An existing limitation is that there is no mechanism to pass the error message back to the client. In order to do this, we would have to modify the response to include an error string, which means that the user may not know the exact reason why validation failed for a given topic. Protocol changes would be required to improve this.

As described in the previous section, we are proposing one policy config/interface per supported request type. The main advantage is that we can add additional configs in a compatible manner. Implementors can use , but it also allows for modular policy implementations. Implementors also have the option of using a single implementation class if they wish, but they multiple configs would still have to be set all the relevant configs. Also, there would be one interface per supported request type. Once we move to Java 8, we can provide an interface that inherits from the various interfaces with an empty implementation via default methods.
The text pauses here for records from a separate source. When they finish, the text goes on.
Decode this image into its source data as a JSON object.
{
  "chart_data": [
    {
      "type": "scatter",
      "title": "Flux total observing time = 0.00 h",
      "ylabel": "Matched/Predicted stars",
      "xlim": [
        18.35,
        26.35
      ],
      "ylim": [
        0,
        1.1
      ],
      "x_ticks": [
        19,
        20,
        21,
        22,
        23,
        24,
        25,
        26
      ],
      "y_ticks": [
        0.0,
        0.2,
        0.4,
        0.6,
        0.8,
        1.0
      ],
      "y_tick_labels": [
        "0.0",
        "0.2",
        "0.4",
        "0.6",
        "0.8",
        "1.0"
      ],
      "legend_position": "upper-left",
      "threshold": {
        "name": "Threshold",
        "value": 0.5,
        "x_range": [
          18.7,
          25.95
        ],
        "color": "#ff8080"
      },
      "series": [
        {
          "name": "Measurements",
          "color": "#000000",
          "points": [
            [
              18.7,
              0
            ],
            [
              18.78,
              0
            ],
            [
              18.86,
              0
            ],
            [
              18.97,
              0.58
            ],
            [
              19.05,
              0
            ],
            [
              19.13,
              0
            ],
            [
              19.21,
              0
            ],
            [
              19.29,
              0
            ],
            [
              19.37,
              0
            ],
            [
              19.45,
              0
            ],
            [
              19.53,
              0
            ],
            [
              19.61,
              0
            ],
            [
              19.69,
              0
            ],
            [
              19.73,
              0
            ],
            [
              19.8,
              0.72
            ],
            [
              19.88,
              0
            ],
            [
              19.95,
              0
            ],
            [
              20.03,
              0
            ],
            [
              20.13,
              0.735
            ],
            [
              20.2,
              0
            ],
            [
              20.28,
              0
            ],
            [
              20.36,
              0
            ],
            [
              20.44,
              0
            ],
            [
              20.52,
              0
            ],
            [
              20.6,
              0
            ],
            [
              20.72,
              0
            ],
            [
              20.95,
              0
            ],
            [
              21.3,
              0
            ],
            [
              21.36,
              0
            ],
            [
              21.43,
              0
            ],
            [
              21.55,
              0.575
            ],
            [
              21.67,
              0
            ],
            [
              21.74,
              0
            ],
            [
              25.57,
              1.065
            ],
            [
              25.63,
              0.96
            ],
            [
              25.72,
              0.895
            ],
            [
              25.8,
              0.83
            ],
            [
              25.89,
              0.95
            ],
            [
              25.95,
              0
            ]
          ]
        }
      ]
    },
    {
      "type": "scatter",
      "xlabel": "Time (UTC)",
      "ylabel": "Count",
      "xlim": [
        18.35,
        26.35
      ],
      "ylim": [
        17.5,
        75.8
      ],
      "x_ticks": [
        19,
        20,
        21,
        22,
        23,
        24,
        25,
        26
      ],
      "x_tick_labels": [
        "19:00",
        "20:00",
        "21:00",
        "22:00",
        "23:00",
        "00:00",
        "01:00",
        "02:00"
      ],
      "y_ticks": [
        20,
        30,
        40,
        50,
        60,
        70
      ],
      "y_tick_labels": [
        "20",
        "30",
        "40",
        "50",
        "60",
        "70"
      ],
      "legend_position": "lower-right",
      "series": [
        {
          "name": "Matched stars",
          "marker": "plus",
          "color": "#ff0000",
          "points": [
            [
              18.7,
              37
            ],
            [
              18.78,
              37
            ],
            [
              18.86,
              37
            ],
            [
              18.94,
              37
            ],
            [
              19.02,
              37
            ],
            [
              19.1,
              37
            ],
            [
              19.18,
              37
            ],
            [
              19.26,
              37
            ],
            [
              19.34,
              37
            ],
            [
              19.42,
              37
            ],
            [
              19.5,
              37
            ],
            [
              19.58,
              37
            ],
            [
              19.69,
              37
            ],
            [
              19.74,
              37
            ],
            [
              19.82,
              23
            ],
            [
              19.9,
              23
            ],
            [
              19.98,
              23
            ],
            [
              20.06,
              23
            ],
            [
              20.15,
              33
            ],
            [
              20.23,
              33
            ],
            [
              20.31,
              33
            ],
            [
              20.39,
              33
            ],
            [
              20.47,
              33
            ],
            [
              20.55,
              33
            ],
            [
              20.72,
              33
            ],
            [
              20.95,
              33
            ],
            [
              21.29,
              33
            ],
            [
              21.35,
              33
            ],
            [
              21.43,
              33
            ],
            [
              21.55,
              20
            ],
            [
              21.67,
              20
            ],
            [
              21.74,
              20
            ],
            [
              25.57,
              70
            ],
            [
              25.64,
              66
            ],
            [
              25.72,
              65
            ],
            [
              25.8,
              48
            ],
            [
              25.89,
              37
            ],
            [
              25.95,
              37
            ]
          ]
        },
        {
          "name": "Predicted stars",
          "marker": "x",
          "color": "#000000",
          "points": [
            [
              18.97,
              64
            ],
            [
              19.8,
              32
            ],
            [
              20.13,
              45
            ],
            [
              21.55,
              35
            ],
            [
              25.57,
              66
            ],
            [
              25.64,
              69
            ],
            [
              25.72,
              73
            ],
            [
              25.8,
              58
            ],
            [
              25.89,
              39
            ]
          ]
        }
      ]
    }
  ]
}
Compatibility, Deprecation, and Migration Plan

There is no compatibility impact as there is no change in behaviour unless the new config is used.

Future Work

  1. Return error messages to the client: in order to do this, we would have to modify the CreateTopicsResponse to include an optional error string for each partition. Once this is done, we can pass the message from the exception thrown by validate to the client.
  2. As we add new policy interfaces, it could make sense to introduce an admin.policy.class.name config so that one could provide a single implementation for multiple policies without having to set multiple configs. Not clear if the cost is worth the benefit, however.
  3. Classloader isolation: it may make sense to load user supplied implementations in a separate classloader to avoid dependency version clashes. This is currently being explored in the context of Connect and it may make sense to extend it to all user supplied code in the broker (including Authorizers).

Rejected Alternatives

  1. A single config for an implementation of an interface with multiple validate methods: there would be no way to add methods without breaking binary compatibility until we move to Java 8.
  2. A single config for an implementation of an abstract class with multiple validate methods, each with an empty implementation by default: this makes it easier to evolve when compared to rejected alternative 1, but provides less flexibility/modularity to implementors.
  3. Restrict it via configs instead of pluggable interfaces: it would be clunky to provide configs for every requirement that users may have.
  4. Extending Authorizer to perform validation: even though this could work, it's not particularly intuitive.